Before the market opened, shares fell about 2 percent in electronic trading.
Marathon shares fell almost 5 percent Tuesday, closing at $29.12, after reporting net income that rose almost 41 percent. The quarter included the spinoff of Marathon Petroleum Corp., but adjusted earnings rose 56.6 percent.
Unplanned downtime at some of its international operations hurt sales, although it said that those operations are already back to capacity.
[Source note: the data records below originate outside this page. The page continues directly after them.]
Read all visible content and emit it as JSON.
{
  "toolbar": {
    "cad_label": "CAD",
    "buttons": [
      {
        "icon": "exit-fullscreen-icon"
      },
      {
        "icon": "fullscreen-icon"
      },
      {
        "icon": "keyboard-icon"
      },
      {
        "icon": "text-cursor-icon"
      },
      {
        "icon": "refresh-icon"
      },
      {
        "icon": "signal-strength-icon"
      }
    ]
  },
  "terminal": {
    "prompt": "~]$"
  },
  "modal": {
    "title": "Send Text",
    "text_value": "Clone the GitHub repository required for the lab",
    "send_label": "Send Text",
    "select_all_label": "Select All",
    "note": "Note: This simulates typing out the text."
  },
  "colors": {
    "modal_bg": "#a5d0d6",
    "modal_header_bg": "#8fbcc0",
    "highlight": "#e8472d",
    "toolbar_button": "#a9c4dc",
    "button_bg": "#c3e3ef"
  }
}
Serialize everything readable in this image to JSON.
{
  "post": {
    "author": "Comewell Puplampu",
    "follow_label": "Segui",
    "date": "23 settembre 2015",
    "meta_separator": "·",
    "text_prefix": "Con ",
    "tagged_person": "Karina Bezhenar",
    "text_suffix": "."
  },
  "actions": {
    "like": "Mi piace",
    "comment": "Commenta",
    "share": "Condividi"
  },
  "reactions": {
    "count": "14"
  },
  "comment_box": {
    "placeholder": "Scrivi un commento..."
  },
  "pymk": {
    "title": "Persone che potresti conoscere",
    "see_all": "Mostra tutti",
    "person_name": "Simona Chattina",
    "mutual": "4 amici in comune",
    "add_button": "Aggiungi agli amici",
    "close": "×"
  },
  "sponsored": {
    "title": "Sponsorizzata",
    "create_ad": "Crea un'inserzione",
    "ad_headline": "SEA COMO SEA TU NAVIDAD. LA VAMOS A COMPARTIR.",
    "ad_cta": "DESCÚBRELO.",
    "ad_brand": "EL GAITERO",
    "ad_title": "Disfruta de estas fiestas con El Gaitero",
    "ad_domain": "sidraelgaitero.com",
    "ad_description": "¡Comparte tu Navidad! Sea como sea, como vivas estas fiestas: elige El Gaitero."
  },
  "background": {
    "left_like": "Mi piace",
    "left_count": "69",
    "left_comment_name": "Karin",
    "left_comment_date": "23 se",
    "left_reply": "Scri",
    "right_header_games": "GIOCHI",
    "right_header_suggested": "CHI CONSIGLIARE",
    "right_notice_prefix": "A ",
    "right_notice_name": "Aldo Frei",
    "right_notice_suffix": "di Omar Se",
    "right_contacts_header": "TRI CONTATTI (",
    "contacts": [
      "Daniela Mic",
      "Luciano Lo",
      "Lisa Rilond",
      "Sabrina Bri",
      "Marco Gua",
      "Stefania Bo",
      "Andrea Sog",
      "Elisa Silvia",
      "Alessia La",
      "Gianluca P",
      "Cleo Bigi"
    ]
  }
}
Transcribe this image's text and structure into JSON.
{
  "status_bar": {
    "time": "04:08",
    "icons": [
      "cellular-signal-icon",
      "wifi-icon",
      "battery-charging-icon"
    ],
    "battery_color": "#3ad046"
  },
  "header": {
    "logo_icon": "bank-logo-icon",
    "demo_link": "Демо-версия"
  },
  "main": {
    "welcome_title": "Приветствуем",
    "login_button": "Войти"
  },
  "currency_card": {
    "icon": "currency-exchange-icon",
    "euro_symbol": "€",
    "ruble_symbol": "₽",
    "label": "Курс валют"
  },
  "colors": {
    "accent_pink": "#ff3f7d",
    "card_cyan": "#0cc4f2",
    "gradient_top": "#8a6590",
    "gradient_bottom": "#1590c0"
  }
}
Credit Suisse( CS – news – people ) analyst Edward Westlake downgraded Marathon to “Neutral” from “Outperform” Wednesday and said the stock could “pause for breath” because of earnings cuts and uncertainties about the larger market for oil. He also said many investors are waiting for Marathon to “demonstrate execution in the onshore liquids to prove its critics wrong.”
Excluding special items, Marathon’s adjusted income amounted to $2.29 per share. Analysts, who typically exclude special items, expected earnings of $1.93 per share, according to FactSet.
Westlake cut his earnings expectations by 1 percent this year and 13 percent in 2012, and lowered his price target to $36, down from $42.
Its shares are “slightly undervalued” on longer-term 2013 measures once onshore drilling growth happens, Westlake wrote. “However, the shares could tread water until the onshore execution track record is proven,” he wrote.
Shares fell 62 cents to $28.50 in premarket trading.